Toutes les enquêtes d’opinion la démontrent. Dans les dernières intentions de vote réalisées par IFOP et SOFRES, non seulement DSK est celui qui gagne le plus facilement au 2ème tour mais, beaucoup plus significatif, c’est lui qui obtient les meilleurs scores au 1er parmi les candidats potentiels du PS : de 27% à 29%, alors que ses camarades se situent à plus ou moins 20%. C’est d’autant plus notable que le 1er tour est le talon d’Achille récurrent des socialistes à la présidentielle. D’ailleurs, quand on demande aux Français et aux électeurs socialistes en particulier, quel candidat PS ils souhaiteraient, c’est d’abord DSK et plus nettement encore chez les électeurs socialistes. Il progresse depuis la fin d’été et plus globalement depuis le début de l’année 2010. Enfin, il n’est plus le candidat préféré des seules classes moyennes supérieures, comme en 2006, il fait jeu égal chez les ouvriers avec les autres candidats PS et les surclasse dans cet électorat décisif que la gauche ne sait pas attraper : les retraités. En un mot comme en cent, DSK bénéficie bien d’une réelle « dynamique d’opinion ». Qui est toujours révélatrice d’un mouvement souterrain.
Les derniers mois auraient dû plutôt l’affaiblir. Un mouvement social de grande ampleur est censé cristalliser l’opinion, or DSK était très loin des cortèges contre la réforme des retraites. Pire encore, il a déclaré au printemps dernier que « la retraite à 60 ans n’était pas taboue », alors qu’une nette majorité de Français reste hostile à la réforme sarkozienne. Et pour ne rien gâcher, DSK, cet absent omniprésent, a été instrumentalisé par la droite d’une part, par Jean-Luc Mélenchon d’autre part, pour le mettre en contradiction avec le mouvement social et son parti. Parfois le voilà qualifier de « candidat de l’oligarchie ». Malgré tout, il progresse. Pourquoi ?
Cette dynamique, qui n’est pas sans rappeler celle dont bénéficiait Ségolène Royal il y a 5 ans, ne s’explique pas seulement par l’éloignement à Washington, loin des miasmes politiciens français, ni par le rang de quasi chef d’Etat que lui donne sa fonction. Ces explications y contribuent bien sûr, mais elles minorent l’essentiel : la « grande transformation » que les Français ont subie depuis 2007. Là, résident à notre avis les ressorts profonds de cette dynamique. Du Krach financier de septembre 2008 à la crise de l’euro, le regard des Français sur le politique s’est métamorphosé. Et les schémas qui ont conduit à l’élection de Nicolas Sarkozy sont en partie bouleversés.

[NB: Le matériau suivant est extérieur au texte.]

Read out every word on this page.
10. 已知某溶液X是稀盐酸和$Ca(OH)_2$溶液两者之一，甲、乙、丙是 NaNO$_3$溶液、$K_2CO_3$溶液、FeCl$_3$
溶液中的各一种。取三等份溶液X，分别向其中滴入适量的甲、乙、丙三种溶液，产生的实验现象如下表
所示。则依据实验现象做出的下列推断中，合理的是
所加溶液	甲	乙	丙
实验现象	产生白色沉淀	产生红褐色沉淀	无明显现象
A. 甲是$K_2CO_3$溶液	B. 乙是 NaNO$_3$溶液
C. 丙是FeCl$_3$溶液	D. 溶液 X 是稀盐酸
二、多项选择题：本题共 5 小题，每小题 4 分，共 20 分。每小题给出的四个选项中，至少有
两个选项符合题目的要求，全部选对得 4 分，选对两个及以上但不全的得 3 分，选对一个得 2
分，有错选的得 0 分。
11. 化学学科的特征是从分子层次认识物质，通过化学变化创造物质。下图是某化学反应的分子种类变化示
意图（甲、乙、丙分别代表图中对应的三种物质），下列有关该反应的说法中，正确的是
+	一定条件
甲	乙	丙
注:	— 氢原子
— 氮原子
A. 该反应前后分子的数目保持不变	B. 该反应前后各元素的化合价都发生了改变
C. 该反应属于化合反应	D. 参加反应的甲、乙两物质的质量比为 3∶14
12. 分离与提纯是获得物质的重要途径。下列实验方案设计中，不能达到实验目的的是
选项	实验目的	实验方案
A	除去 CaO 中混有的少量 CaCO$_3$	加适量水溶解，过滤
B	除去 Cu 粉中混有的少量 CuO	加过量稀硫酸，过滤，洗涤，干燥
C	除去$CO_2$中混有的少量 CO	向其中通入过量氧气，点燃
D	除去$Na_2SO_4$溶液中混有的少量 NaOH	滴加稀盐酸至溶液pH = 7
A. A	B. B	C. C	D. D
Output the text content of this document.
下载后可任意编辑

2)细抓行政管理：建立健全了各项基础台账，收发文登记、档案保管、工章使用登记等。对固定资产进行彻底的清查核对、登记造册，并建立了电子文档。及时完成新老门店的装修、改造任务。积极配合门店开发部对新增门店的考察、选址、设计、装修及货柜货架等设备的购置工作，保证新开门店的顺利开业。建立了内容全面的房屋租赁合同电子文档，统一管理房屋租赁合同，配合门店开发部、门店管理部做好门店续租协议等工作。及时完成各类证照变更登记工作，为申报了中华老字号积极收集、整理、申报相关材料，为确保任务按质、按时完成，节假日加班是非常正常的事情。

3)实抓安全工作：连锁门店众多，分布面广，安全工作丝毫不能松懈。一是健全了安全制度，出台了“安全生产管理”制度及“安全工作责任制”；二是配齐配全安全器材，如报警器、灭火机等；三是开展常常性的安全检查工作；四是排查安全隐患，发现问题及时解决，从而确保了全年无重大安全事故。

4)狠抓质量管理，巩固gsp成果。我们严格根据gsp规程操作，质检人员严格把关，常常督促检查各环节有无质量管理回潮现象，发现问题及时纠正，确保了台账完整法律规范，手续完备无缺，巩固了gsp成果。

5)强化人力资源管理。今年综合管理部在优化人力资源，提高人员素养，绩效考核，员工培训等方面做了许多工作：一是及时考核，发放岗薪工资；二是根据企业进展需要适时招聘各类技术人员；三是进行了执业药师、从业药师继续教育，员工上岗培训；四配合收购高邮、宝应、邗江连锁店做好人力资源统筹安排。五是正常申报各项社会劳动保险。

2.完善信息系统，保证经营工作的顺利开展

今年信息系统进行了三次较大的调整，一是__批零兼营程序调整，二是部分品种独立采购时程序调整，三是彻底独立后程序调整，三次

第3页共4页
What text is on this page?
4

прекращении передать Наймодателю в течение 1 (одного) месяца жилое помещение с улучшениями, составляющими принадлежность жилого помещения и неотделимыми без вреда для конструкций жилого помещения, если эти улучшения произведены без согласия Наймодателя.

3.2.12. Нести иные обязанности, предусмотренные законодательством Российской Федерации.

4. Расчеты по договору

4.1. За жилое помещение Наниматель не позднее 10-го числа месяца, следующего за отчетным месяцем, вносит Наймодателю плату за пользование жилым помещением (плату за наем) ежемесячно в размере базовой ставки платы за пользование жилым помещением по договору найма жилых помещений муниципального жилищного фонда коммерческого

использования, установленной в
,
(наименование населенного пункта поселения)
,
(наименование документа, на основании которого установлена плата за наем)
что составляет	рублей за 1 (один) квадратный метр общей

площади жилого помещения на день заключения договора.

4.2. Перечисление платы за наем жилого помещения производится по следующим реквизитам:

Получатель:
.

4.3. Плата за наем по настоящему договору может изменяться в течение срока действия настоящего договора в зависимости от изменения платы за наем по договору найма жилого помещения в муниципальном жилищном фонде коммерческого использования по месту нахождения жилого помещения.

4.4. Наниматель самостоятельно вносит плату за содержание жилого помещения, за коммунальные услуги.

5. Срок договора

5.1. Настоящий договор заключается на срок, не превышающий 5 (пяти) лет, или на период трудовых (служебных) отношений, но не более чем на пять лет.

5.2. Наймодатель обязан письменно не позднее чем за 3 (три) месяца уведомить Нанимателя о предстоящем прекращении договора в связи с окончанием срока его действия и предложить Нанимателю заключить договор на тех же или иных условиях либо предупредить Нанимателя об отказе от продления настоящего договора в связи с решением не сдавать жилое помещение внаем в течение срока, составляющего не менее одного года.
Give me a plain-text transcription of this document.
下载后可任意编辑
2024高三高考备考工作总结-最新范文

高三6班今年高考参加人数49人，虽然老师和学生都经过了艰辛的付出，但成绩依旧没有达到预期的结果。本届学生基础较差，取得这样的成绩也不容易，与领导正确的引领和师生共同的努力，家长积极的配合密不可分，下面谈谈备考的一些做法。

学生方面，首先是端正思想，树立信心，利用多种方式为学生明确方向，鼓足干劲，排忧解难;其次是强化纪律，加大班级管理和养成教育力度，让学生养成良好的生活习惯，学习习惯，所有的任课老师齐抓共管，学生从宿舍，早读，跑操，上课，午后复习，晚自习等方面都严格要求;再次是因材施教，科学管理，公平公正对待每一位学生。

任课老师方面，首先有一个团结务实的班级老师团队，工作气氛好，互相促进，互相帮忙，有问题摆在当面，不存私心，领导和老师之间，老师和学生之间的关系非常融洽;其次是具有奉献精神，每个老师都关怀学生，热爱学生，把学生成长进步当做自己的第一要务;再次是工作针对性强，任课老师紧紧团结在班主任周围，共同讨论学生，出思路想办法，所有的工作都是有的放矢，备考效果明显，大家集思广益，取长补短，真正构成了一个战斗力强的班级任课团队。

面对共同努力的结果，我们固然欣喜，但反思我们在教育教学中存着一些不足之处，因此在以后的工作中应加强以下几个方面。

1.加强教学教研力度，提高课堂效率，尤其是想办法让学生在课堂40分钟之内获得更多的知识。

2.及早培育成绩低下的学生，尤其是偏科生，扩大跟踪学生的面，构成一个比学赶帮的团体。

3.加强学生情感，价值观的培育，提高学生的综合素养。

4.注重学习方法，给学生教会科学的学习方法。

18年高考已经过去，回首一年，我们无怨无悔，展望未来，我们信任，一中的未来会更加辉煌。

2007 a été l’élection du volontarisme de la « France seule », à l’écart du monde et de l’Europe, avec en fond de décor le tremblement de terre des émeutes de banlieue. Les deux principaux candidats, sur les cendres fumantes du référendum de 2005, ont soigneusement contourné le débat sur l’Europe et la mondialisation, car ils devaient rassembler des électeurs du oui et du non. Le gagnant a convaincu une majorité de Français qu’on pouvait trouver, ici en France, les ressources pour rebondir, par le travail (contre l’assistanat) et l’identité nationale (contre l’islam). Lui, le chef charismatique, irait chercher la croissance « avec les dents »… Hélas, il s’est cassé les siennes sur la globalisation.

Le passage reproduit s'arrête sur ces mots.